With the development team’s task over now the task passes on to the QA which is a critical leg in the project. In fact they are the last sentinel on the way to the software trying to make or break its way into the release shipment. While QA could work hard to find and unearth bugs and issues which otherwise might lie hidden under the labyrinth of the product / application. It takes more than just skilled developers doing their best not to plug in errors into the system.While find bugs , code reviews and umpteen number of best practices would ensure that we produce a great piece of functionality or product which is always ready to be shipped the day QA bless it.
Testing a challenge a skill a craft and not something that is easy to do. It is a forte of a chosen few who do their best to go under the hood and look for the spanner left over post the tasks. It is like a doctor who would have performed a successful surgery but left a knife in the patients body. Testing if done right can trap these defects and help plug these issues.
From a tester’s standpoint what would be important ?
1. Many a times a viewpoint/view that he is looking at is not available in document format anywhere in the organisation.
2. No proper handover of what goes into the software if the developer did his stuff and left early to catch the friday nights bus.
3. No diagrams to illustrate what is that has changed in the organization big picture. He is told things like “we have improved security in the system now”. What does this statement leave the tester with unless told what was really introduced as a part of the fix or change.
4.Does he understand what needs to be tested and does he have the tools.
5.Does unit testing/TDD cover what is to be certified. Or do you always need a full product end to end scenario testing.
6. How much of automation do you have in the system ? Are the test cases all automated and effort being made to check if the code coverage is 80% and above. Do we need to up this number ? . Are we getting false positives ?
7. Does our code coverage make us happy whereas there turns out there is always some boundary condition that missed our attention?
8.Do you have a proper architectural artifacts documentation strategy where QA can go look at it and figure out from time to time where the product is heading ? Most often we have it was last updated when we went for that team outing.
9. One of the ways the product gets to have a feel that all is well in the system is a reiteration their documentation and diagrams are updated and understandable by one and all in the system.
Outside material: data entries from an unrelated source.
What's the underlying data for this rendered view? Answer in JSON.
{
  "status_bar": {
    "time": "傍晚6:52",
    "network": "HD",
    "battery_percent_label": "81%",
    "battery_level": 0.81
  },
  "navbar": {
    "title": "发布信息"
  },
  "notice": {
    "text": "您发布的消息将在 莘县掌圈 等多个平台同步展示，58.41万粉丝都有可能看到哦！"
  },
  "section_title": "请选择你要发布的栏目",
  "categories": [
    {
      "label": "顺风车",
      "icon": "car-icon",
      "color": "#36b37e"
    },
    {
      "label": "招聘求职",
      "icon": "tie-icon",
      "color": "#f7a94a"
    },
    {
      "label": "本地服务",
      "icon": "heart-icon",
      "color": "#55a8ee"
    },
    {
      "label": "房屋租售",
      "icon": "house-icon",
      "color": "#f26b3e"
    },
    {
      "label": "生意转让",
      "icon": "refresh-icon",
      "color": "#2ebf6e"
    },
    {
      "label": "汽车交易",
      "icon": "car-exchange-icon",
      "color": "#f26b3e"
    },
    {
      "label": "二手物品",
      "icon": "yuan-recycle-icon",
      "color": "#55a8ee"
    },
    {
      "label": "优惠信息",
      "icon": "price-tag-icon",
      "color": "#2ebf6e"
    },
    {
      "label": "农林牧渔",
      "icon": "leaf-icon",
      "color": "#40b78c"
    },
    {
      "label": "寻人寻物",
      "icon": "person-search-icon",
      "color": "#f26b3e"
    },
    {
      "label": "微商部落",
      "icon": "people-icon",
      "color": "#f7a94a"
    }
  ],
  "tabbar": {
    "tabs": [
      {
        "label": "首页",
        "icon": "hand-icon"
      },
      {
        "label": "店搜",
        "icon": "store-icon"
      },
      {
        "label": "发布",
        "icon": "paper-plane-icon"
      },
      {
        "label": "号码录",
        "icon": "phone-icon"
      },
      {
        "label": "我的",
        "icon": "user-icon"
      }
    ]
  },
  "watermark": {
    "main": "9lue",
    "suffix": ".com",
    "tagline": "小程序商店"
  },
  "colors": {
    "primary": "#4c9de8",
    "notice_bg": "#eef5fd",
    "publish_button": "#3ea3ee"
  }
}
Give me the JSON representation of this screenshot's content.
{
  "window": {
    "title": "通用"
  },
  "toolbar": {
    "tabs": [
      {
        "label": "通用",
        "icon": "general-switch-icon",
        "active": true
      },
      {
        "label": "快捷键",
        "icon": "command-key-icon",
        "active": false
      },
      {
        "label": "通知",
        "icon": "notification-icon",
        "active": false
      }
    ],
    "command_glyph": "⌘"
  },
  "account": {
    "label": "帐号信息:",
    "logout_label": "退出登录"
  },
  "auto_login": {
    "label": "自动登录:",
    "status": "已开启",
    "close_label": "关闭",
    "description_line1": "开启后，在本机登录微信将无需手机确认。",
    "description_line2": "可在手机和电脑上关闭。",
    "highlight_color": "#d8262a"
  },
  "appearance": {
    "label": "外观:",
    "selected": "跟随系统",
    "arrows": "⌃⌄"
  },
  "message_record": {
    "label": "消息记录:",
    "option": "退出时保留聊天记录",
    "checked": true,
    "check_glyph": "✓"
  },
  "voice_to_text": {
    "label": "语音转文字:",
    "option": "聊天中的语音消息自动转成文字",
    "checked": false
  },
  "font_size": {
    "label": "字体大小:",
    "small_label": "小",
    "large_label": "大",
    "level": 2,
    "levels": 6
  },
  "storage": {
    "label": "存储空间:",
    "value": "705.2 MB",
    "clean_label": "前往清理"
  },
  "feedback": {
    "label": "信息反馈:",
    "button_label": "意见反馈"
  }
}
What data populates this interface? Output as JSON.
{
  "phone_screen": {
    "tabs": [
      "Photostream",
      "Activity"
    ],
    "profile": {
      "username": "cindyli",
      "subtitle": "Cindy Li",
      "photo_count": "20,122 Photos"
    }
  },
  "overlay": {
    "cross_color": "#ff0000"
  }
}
This mechanism needs to be continuously followed for everyone to sub consciously starting to feel that our mechanisms are what it should be. If not there we fix them when found. Any other feeling here will not reinforce the “right way” among people.
UML is understood by techie crowd whereas we need to have a mechanism for ensuring the business,functional folks and non technical folks also understand the system to touch/feel/breathe the system and own it as much as the developer who put pieces in their. All of these need strong mechanisms for documentation and diagramming/some kind of non ambiguous visual representation of the system/product.
Go choose your diagramming strategy and be ready for any challenges on your way. It is always better to document things even for preparing for agility. On one hand as we always prefer working code than elaborate documentation , it is equally important to have a proper mechanism in place that works for you. That is where the question of just enough comes into play go for just enough documentation and visual representation.
Ultimately software delivery is a close knit game where all need to play their part and not simply passing the baton from one team to another.